The WHO said health advice at airports and ports or border crossings should warn travellers that though the disease is rare, careful hygiene should be practised, and all contact with blood and body fluids of infected people or animals, or with any items that have come in contact with such blood or body fluids, must be avoided.

It also says that sexual intercourse with a sick person or one recovering from Ebola should be avoided “for at least seven weeks”.

The WHO advises that the risk to travellers from sharing a flight with somebody who is showing symptoms of Ebola is “very low” – but does recommend contacting fellow travellers if a sufferer reports their condition and seeks medical help on arrival.

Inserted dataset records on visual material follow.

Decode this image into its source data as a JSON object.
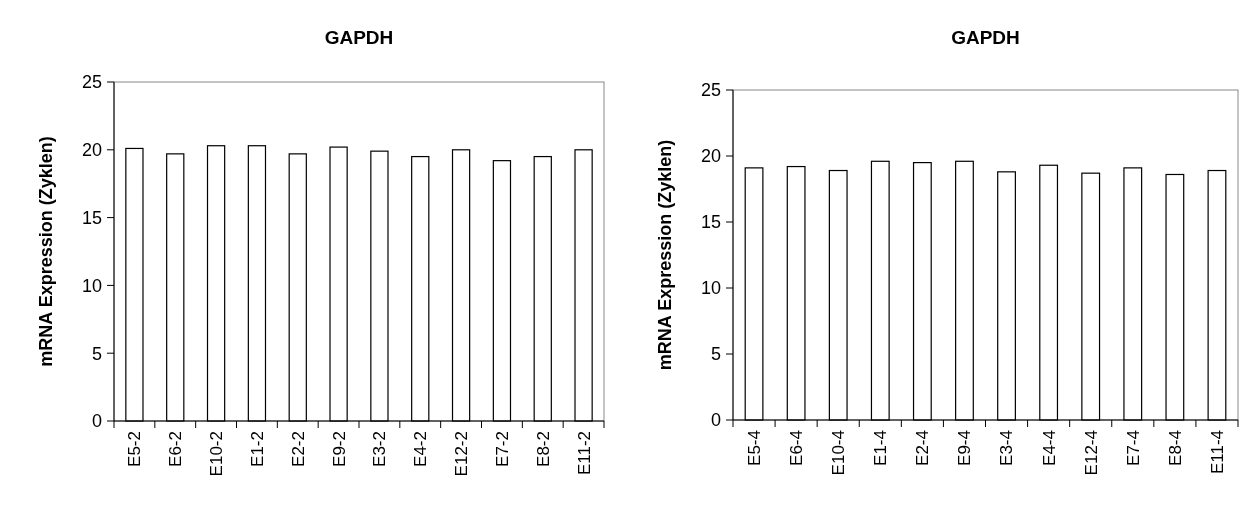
{
  "chart_data": [
    {
      "type": "bar",
      "title": "GAPDH",
      "ylabel": "mRNA Expression (Zyklen)",
      "categories": [
        "E5-2",
        "E6-2",
        "E10-2",
        "E1-2",
        "E2-2",
        "E9-2",
        "E3-2",
        "E4-2",
        "E12-2",
        "E7-2",
        "E8-2",
        "E11-2"
      ],
      "values": [
        20.1,
        19.7,
        20.3,
        20.3,
        19.7,
        20.2,
        19.9,
        19.5,
        20.0,
        19.2,
        19.5,
        20.0
      ],
      "color": "#ffffff",
      "ylim": [
        0,
        25
      ],
      "yticks": [
        0,
        5,
        10,
        15,
        20,
        25
      ]
    },
    {
      "type": "bar",
      "title": "GAPDH",
      "ylabel": "mRNA Expression (Zyklen)",
      "categories": [
        "E5-4",
        "E6-4",
        "E10-4",
        "E1-4",
        "E2-4",
        "E9-4",
        "E3-4",
        "E4-4",
        "E12-4",
        "E7-4",
        "E8-4",
        "E11-4"
      ],
      "values": [
        19.1,
        19.2,
        18.9,
        19.6,
        19.5,
        19.6,
        18.8,
        19.3,
        18.7,
        19.1,
        18.6,
        18.9
      ],
      "color": "#ffffff",
      "ylim": [
        0,
        25
      ],
      "yticks": [
        0,
        5,
        10,
        15,
        20,
        25
      ]
    }
  ]
}
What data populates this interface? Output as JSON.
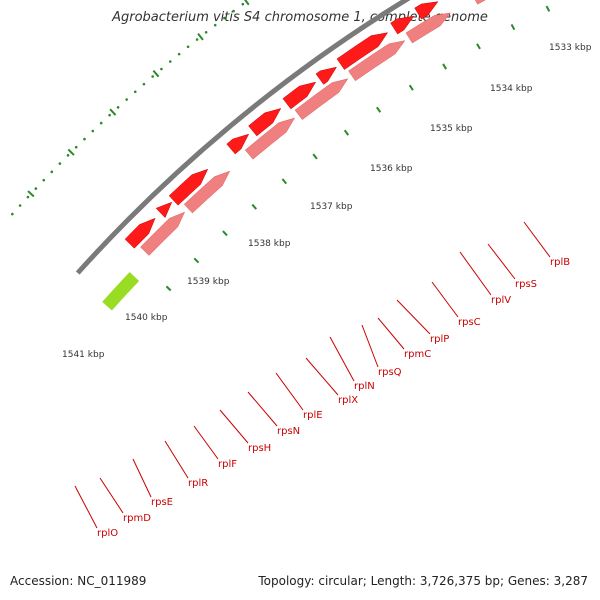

For those travelling to affected areas, the WHO describes the risk of business travellers or tourists returning with the virus as “extremely low” – even, it says, “if the visit included travel to the local areas from which primary cases have been reported”.

“Transmission requires direct contact with blood, secretions, organs or other body fluids of infected living or dead persons or animals, all unlikely exposures for the average traveller. Tourists are in any event advised to avoid all such contacts.”

It said the risk to travellers visiting friends and relatives in affected countries was similarly low “unless the traveller has direct physical contact with a sick or dead person or animal infected with Ebola virus”.

The long list of advice to affected states includes screening all travellers leaving for fever, banning the remains of those who have died of Ebola from being transported across borders, and ensuring “funerals and burials are conducted by well-trained personnel”.

Countries with land borders with the affected states are urged “urgently to establish surveillance for clusters of unexplained fever or deaths due to febrile illness”, and to act within 24 hours of any suspected cases.

The United States is sending teams of experts to Liberia, including 12 specialists from the US Centers for Disease Control and Prevention, after the Liberian president, Ellen Johnson-Sirleaf, declared a 90-day state of emergency and said the disease had overwhelmed her country’s healthcare system.